Terrorists will have no problem writing their own encryption program, and more ordinary citizens will install malicious apps from unofficial app stores.
So for, here is what I can tell from specific countries:
On board with privacy destroying law:
Spain, Hungary, Cyprus
Mostly on board: (support on device scanning but not weakening E2EE)
Ireland, Denmark
Against:
Finland, Germany
Feel free to update this if you know more.
Source: https://www.wired.com/story/europe-break-encryption-leaked-document-csa-law/
Making it illegal only hampers those that follow the law.
Criminals, by definition, already don’t follow the law.
I have helped a little with some ongoing research on the subject of client-side-scanning in a European research center.

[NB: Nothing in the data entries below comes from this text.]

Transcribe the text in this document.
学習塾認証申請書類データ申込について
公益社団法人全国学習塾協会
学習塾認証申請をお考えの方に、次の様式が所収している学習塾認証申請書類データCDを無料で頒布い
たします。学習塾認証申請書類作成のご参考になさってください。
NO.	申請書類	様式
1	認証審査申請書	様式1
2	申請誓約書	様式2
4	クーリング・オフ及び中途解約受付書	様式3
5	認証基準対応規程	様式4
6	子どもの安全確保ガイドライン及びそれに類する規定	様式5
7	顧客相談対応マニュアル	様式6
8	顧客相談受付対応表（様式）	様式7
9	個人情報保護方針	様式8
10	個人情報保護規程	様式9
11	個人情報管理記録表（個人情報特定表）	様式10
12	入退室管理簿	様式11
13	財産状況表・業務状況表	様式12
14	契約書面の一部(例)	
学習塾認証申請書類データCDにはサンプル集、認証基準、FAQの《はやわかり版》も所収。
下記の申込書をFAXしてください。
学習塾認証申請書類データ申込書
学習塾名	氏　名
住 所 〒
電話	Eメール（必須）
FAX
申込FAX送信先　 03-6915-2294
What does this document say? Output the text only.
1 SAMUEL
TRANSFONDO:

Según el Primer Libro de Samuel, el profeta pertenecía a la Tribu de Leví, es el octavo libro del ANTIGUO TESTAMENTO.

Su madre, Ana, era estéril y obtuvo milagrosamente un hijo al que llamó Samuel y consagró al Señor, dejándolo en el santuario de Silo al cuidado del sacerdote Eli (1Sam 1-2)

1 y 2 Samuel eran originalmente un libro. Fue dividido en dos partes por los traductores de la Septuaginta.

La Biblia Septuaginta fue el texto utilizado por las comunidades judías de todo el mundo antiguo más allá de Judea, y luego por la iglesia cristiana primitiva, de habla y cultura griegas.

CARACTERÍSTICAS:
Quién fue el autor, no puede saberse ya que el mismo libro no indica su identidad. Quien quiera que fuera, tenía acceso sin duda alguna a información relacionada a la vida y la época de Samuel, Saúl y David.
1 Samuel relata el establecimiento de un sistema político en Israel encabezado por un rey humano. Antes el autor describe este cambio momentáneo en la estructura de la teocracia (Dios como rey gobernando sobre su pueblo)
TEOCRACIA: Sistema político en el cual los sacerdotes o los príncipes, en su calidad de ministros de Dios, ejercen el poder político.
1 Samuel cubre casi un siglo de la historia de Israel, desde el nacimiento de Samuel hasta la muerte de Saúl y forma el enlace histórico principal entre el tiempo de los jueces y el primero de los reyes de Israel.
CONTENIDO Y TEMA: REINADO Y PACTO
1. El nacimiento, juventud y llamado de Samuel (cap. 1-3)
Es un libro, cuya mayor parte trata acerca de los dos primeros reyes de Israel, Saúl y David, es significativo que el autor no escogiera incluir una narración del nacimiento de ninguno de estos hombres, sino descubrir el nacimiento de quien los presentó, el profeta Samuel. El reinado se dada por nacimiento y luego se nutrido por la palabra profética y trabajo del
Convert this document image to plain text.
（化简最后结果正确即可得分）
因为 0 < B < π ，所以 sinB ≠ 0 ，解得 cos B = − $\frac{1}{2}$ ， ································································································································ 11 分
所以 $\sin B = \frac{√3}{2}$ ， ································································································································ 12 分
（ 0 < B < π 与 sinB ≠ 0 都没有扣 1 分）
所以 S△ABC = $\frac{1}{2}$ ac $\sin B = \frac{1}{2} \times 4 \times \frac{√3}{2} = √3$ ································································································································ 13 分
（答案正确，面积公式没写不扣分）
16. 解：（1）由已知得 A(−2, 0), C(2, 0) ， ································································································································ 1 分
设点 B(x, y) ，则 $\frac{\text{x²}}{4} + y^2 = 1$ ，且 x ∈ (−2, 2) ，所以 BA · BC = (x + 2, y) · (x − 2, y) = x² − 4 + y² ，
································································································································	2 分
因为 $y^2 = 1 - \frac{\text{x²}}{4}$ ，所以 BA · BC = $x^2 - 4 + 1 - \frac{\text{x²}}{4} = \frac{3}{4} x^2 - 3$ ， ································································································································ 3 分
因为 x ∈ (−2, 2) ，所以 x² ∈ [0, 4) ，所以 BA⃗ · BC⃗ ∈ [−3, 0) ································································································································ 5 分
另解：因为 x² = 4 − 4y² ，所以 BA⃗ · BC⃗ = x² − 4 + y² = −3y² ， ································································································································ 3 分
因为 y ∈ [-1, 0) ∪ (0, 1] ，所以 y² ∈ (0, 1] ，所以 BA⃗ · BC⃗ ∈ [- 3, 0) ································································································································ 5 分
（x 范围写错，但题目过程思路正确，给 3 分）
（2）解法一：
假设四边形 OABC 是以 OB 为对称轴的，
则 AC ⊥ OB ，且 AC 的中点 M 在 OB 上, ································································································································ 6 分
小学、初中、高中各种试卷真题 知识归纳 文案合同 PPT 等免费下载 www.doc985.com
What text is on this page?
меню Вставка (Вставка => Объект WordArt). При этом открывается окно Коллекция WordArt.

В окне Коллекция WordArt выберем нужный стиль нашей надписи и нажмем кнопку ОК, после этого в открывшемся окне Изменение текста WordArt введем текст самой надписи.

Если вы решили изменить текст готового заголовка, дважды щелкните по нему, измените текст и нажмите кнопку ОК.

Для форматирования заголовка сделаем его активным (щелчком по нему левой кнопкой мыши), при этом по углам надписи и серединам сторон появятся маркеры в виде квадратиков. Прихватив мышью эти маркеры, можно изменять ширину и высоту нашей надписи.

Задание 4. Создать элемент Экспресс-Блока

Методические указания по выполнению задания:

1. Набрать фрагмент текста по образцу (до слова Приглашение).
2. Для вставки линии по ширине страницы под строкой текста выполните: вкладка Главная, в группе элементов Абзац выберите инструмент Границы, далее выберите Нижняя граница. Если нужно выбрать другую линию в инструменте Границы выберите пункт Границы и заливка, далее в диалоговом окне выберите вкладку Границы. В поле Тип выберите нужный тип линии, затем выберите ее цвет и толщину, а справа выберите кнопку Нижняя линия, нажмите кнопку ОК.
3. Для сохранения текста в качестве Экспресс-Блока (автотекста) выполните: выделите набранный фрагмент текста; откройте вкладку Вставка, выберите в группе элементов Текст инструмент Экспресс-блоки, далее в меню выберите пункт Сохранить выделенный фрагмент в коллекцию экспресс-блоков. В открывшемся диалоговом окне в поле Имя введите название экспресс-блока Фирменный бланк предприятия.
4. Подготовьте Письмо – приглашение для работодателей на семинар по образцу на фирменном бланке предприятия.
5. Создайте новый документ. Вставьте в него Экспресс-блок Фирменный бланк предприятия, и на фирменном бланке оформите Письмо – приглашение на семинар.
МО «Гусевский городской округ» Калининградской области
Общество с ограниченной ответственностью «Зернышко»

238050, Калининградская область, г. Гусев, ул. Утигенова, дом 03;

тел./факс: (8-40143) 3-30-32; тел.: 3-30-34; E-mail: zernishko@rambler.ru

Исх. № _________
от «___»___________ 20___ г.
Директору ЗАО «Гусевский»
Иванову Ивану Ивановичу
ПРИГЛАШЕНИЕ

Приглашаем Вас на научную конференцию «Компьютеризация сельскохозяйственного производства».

Only some low level stuff, but I possess a solid background in IT security and I can explain a little what the proposition made to the EU is. I am by no means condemning what is proposed here.I myself based on what experts have explained am against the whole idea because of the slippery slope it creates for authoritarian government and how easily it can be abused.
The idea is to use perceptual hashing to create a local or remote database of known abuse material (Basically creating an approximation of already known CP content and hashing it) and then comparing all images accessible to the messaging app against this database by using the same perceptual hashing process on them.
It’s called Client-Side-Scanning because of the fact that it’s simply circumventing the encryption process. Circumvention in this case means that the process happens outside of the communication protocol, either before or after the images, media, etc, are sent. It does not matter that you use end-to-end encryption if the scanning is happening on you data at rest on your device and not in transit. In this sense it wouldn’t directly have an adverse effect on end-to-end encryption.
Some of the most obvious issues with this idea, outside of the blatant privacy violation are:
- Performance: how big is the database going to get? Do we ever stop including stuff?
- Ethical: Who is responsible for including hashes in the database? Once a hash is in there it’s probably impossible to tell what it represent, this can obviously be abused by unscrupulous governments.
- Personal: There is heavy social stigma associated with CP and child abuse. Because of how they work, perceptual hashes are going to create false positives. How are these false positives going to be addressed by the authorities? Because when the police come knocking on your door looking for CP, your neighbors might not care or understand that it was a false positive.
- False positives: the false positive rate for single hashes is going to stay roughly the same but the bigger the database gets the more false positive there is going to be. This will quickly lead to problems managing false positive.
- Authorities: Local Authorities are generally stretcht thin and have limited resources. Who is going to deal with the influx of reports coming from this system?
Just imagine the headline we’d see in the west if this was happening in China.